JpGU-AGU Joint Meeting 2017

Presentation information

[EE] Oral

S (Solid Earth Sciences) » S-IT Science of the Earth's Interior & Tectonophysics

[S-IT24] [EE] Stress geomechanics integrations: Observations, Modelings and Implications (OMI)

Wed. May 24, 2017 3:30 PM - 5:00 PM A09 (Tokyo Bay Makuhari Hall)

convener:HungYu Wu(Japan Agency for Marine-Earth Science and Technology), Masataka Kinoshita(Earthquake Research Institute, University of Tokyo), Ayumu Miyakawa(Institute of Geology and Geoinformation (IGG), Geological Survey of Japan, AIST), Hsin-Hua Huang(Institute of Earth Sciences, Academia Sinica), Chairperson:Masataka Kinoshita(Earthquake Research Institute, the University of Tokyo), Chairperson:Ayumu Miyakawa(Geological Survey of Japan, AIST)

4:45 PM - 5:00 PM

[SIT24-12] Elastic stress field reconstruction in the Nankai Trough area based on WSM and drilled data

Alexander Galybin1, *Nikita Dubinya1 (1.The Schmidt Institute of Physics of the Earth of the Russian Academy of Sciences)
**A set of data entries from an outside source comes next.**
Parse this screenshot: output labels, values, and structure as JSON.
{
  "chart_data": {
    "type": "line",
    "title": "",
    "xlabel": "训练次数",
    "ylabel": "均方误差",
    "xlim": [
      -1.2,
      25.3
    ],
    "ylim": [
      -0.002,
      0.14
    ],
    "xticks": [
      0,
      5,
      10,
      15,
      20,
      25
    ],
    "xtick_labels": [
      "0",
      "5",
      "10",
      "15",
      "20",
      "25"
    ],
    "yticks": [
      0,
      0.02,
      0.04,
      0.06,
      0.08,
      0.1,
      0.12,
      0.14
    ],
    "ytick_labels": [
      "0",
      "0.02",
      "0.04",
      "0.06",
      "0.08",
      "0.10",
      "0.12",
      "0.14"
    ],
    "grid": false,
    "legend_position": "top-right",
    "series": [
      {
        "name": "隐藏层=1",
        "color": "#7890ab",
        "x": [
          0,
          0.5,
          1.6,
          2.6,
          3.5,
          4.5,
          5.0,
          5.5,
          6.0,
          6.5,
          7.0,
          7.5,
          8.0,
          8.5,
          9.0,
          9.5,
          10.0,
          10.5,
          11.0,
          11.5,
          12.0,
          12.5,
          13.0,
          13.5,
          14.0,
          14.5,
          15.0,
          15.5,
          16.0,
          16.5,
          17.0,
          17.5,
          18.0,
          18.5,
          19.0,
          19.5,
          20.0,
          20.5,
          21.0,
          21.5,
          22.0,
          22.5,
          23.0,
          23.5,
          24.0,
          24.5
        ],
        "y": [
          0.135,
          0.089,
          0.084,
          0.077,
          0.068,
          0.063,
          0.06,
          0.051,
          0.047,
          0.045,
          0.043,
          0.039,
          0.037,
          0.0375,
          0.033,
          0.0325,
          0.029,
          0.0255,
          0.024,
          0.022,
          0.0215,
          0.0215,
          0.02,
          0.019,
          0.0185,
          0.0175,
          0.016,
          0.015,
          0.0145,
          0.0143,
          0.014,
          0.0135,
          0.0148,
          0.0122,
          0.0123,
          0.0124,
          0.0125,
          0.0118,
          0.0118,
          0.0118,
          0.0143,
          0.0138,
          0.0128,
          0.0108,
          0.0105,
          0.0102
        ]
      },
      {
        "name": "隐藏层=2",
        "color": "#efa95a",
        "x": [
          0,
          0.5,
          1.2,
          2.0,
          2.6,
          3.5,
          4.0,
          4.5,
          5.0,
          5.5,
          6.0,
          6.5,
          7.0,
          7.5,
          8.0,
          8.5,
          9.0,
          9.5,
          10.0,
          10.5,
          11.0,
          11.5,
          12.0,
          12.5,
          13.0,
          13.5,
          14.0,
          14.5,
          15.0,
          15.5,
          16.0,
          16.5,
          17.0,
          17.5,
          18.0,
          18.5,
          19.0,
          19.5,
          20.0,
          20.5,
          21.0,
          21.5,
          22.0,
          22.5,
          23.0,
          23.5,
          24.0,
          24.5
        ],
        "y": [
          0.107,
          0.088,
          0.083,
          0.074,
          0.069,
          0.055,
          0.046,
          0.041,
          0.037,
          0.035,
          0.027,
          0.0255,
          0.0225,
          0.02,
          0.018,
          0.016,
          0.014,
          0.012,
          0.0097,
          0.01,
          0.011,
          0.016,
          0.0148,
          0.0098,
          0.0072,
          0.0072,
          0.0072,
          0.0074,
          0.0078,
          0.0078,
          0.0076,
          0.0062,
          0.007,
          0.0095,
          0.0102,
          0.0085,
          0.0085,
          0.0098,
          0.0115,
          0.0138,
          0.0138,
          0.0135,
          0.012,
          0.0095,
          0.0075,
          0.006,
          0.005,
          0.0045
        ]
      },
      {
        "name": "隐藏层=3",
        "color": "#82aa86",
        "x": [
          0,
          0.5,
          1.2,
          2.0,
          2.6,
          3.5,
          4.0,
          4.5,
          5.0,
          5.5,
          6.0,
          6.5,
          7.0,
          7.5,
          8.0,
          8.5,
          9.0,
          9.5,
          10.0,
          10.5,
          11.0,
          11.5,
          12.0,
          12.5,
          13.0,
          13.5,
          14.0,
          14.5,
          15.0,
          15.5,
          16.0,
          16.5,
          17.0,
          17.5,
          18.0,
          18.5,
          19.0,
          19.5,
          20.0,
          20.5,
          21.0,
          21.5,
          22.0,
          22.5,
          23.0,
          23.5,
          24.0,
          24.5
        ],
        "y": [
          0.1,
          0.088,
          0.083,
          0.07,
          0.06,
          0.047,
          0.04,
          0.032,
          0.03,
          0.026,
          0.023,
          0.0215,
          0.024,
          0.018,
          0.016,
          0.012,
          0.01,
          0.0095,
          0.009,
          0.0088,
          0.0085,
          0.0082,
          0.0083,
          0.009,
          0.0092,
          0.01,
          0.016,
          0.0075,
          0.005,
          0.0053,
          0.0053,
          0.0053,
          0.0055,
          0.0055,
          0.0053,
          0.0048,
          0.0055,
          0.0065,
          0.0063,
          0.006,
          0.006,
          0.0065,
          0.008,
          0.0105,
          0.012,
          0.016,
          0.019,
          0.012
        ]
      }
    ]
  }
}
Keywords:NanTroSEIZE, In-situ stress, Stress trajectories method

We use the stress trajectories method (STM) to evaluate the stress state in the vicinity of the Nankai Trough. The approach allows estimating the principal horizontal stresses distribution in horizontal plane based on the discrete data on principal stresses orientations. We use World Stress Map (WSM, 2008) to reconstruct the stress state. 10 data of A-C quality have been detected in the area (1ox1o). The number of data allows using complex polynomials of up to second degree for approximation of the complex potentials in the plane elastic problem. It has been found that the linear approximation provides minimum residual from data. The reconstructed fields present the stress trajectory pattern (shown in Figure 1(a)) and the normalized field of maximum normalized shear stress (Figure 1(b)).
Then we used 11 in-situ stress measurements from the wells in Nankai Trough Seismogenic Zone (NanTroSEIZE expeditions 314-316, 319, 322, 338, 348) for comparison with the reconstructed stress trajectories. These are shown in Figure 1(a) by blue segments with a small circle at its middle, while the red segments represent the WSM data. It is evident from the figure that the included data agrees well with the reconstructed trajectories.
The results presented in the figure demonstrate the existence of an isotropic point where the principal stresses are equal to each other. In the vicinity of this point we can observe a sharp change in the stress trajectories. It is evident from Figure 1(b) that in the vicinity of this point the maximum shear stress magnitudes are much smaller than at the periphery of the examined area. The isolines of maximum shear stress are close to ellipses. It is worth to note that the long semi-axes of these ellipses are sub-parallel to the plate margin located in the investigated area. Bearing in mind that the dip of the subducting crust has N-W orientation which is orthogonal to the family of the stress trajectories shown in Figure 1 and therefore it is sub-parallel to the second family of trajectories which mechanically means that the shear stress on the plate margin is relatively small. This result requires further discussion from the geomechanical point of view.